Son ouvrage "Autocritique", publié en 1959, marque un tournant. Il y raconte son exclusion du Parti communiste français et analyse sans complaisance ses propres aveuglements face au stalinisme. Cette capacité à remettre en question ses convictions deviendra l’une des signatures de sa démarche intellectuelle.

Edgar Morin n’a jamais accepté l’enfermement dans une discipline. Historien, sociologue, philosophe, scientifique par curiosité et humaniste par vocation, il se définissait lui-même comme un « braconnier du savoir ». Son ambition fut de réconcilier les connaissances dispersées et de penser l’être humain dans toute sa complexité.

Cette quête trouve son expression la plus aboutie dans "La Méthode", œuvre magistrale en six volumes à laquelle il consacra plusieurs décennies.
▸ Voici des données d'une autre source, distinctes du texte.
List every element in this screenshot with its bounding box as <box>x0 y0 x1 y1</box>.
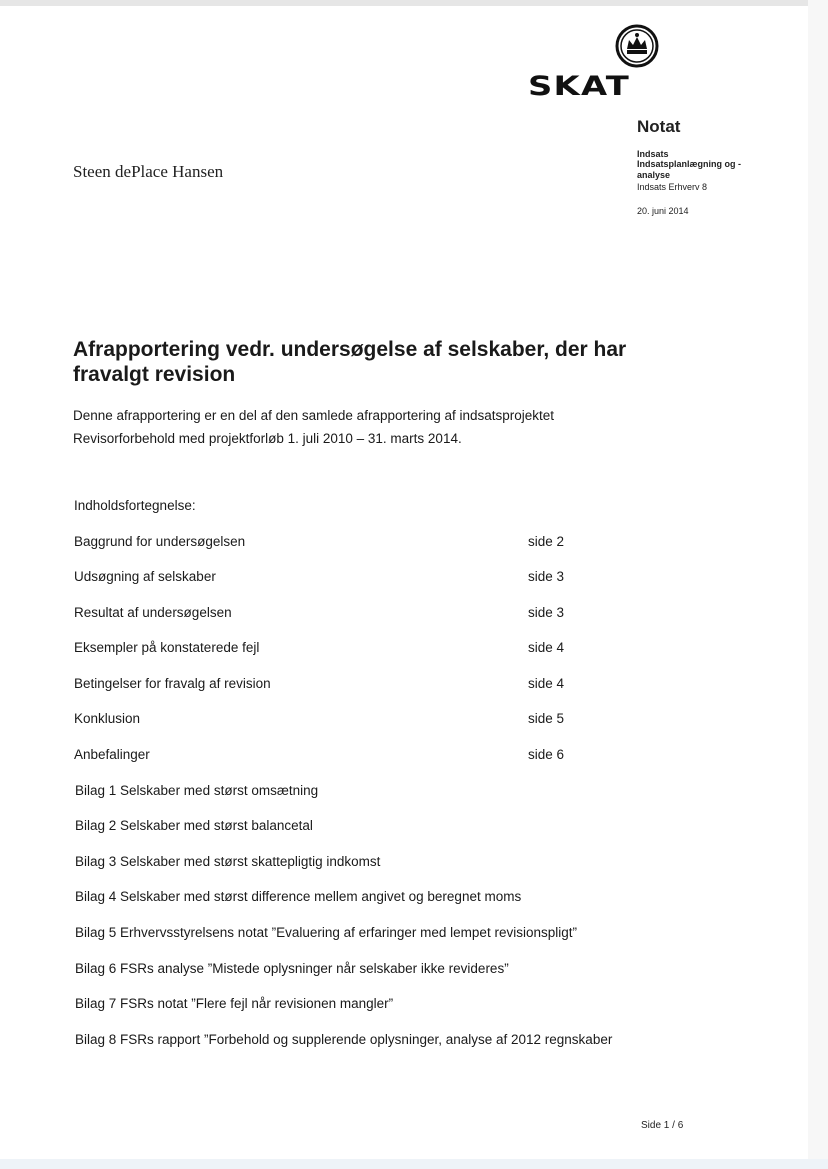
crown-emblem-icon <box>613 22 661 75</box>
toc-entry-label: Resultat af undersøgelsen <box>74 605 232 620</box>
toc-entry-page: side 5 <box>528 711 565 726</box>
toc-appendix: Bilag 1 Selskaber med størst omsætning <box>75 783 319 798</box>
toc-entry-label: Konklusion <box>74 711 141 726</box>
toc-appendix: Bilag 4 Selskaber med størst difference mellem angivet og beregnet moms <box>75 889 522 904</box>
toc-entry-page: side 3 <box>528 569 565 584</box>
toc-entry-page: side 4 <box>528 640 565 655</box>
toc-appendix: Bilag 6 FSRs analyse ”Mistede oplysninger når selskaber ikke revideres” <box>75 961 509 976</box>
document-title: Afrapportering vedr. undersøgelse af selskaber, der har fravalgt revision <box>73 338 627 386</box>
toc-entry-label: Baggrund for undersøgelsen <box>74 534 246 549</box>
unit-name: Indsats Erhverv 8 <box>637 182 708 192</box>
toc-appendix: Bilag 7 FSRs notat ”Flere fejl når revisionen mangler” <box>75 996 394 1011</box>
department-line-1: Indsats <box>637 149 669 159</box>
toc-entry-page: side 2 <box>528 534 565 549</box>
toc-appendix: Bilag 2 Selskaber med størst balancetal <box>75 818 313 833</box>
toc-entry-page: side 4 <box>528 676 565 691</box>
intro-paragraph: Denne afrapportering er en del af den samlede afrapportering af indsatsprojektet Revisorforbehold med projektforløb 1. juli 2010 – 31. marts 2014. <box>73 408 555 446</box>
document-date: 20. juni 2014 <box>637 206 689 216</box>
scan-top-edge <box>0 0 828 6</box>
toc-appendix: Bilag 5 Erhvervsstyrelsens notat ”Evaluering af erfaringer med lempet revisionspligt” <box>75 925 577 940</box>
toc-entry-label: Eksempler på konstaterede fejl <box>74 640 260 655</box>
skat-wordmark: SKAT <box>528 71 630 102</box>
scan-bottom-edge <box>0 1159 828 1169</box>
toc-entry-page: side 6 <box>528 747 565 762</box>
page-indicator: Side 1 / 6 <box>641 1120 684 1131</box>
toc-appendix: Bilag 8 FSRs rapport ”Forbehold og supplerende oplysninger, analyse af 2012 regnskaber <box>75 1032 613 1047</box>
toc-entry-label: Betingelser for fravalg af revision <box>74 676 271 691</box>
toc-entry-label: Anbefalinger <box>74 747 150 762</box>
skat-logo <box>528 22 640 102</box>
department-line-2: Indsatsplanlægning og - <box>637 159 741 169</box>
department-line-3: analyse <box>637 170 671 180</box>
notat-title: Notat <box>637 117 681 136</box>
toc-entry-page: side 3 <box>528 605 565 620</box>
toc-heading: Indholdsfortegnelse: <box>74 498 196 513</box>
recipient-name: Steen dePlace Hansen <box>73 162 224 181</box>
toc-appendix: Bilag 3 Selskaber med størst skattepligtig indkomst <box>75 854 381 869</box>
scan-right-edge <box>808 0 828 1169</box>
toc-entry-label: Udsøgning af selskaber <box>74 569 216 584</box>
Il y développe sa célèbre théorie de la complexité, une invitation à dépasser les cloisonnements intellectuels pour mieux comprendre les interactions entre l’individu, la société, la culture, la science et le vivant.

« Plus nous connaissons l’humain, moins nous le comprenons », écrivait-il, dénonçant les découpages disciplinaires qui fragmentent l’homme au lieu de l’éclairer.

Auteur de plusieurs dizaines d’ouvrages, traduits dans de nombreuses langues, docteur honoris causa de 38 universités étrangères, Edgar Morin a exercé une influence considérable bien au-delà du monde académique. Ses réflexions sur la mondialisation, l’éducation, l’écologie, la démocratie ou encore les métamorphoses des sociétés contemporaines ont nourri les débats de plusieurs générations.

Pionnier de la pensée écologique avant même que l’urgence climatique ne s’impose au cœur des préoccupations mondiales, il plaidait pour une nouvelle conscience planétaire fondée sur l’interdépendance des peuples et le respect du vivant.

Jusqu’au bout, il est demeuré une conscience vigilante, attentive aux soubresauts du monde. Sa longévité exceptionnelle n’a jamais émoussé sa curiosité ni son désir de comprendre.

Avec Edgar Morin disparaît l’un des derniers grands intellectuels universalistes. Mais son héritage demeure : une invitation permanente à relier plutôt qu’à séparer, à douter plutôt qu’à dogmatiser, et à penser la complexité d’un monde qui, plus que jamais, en a besoin.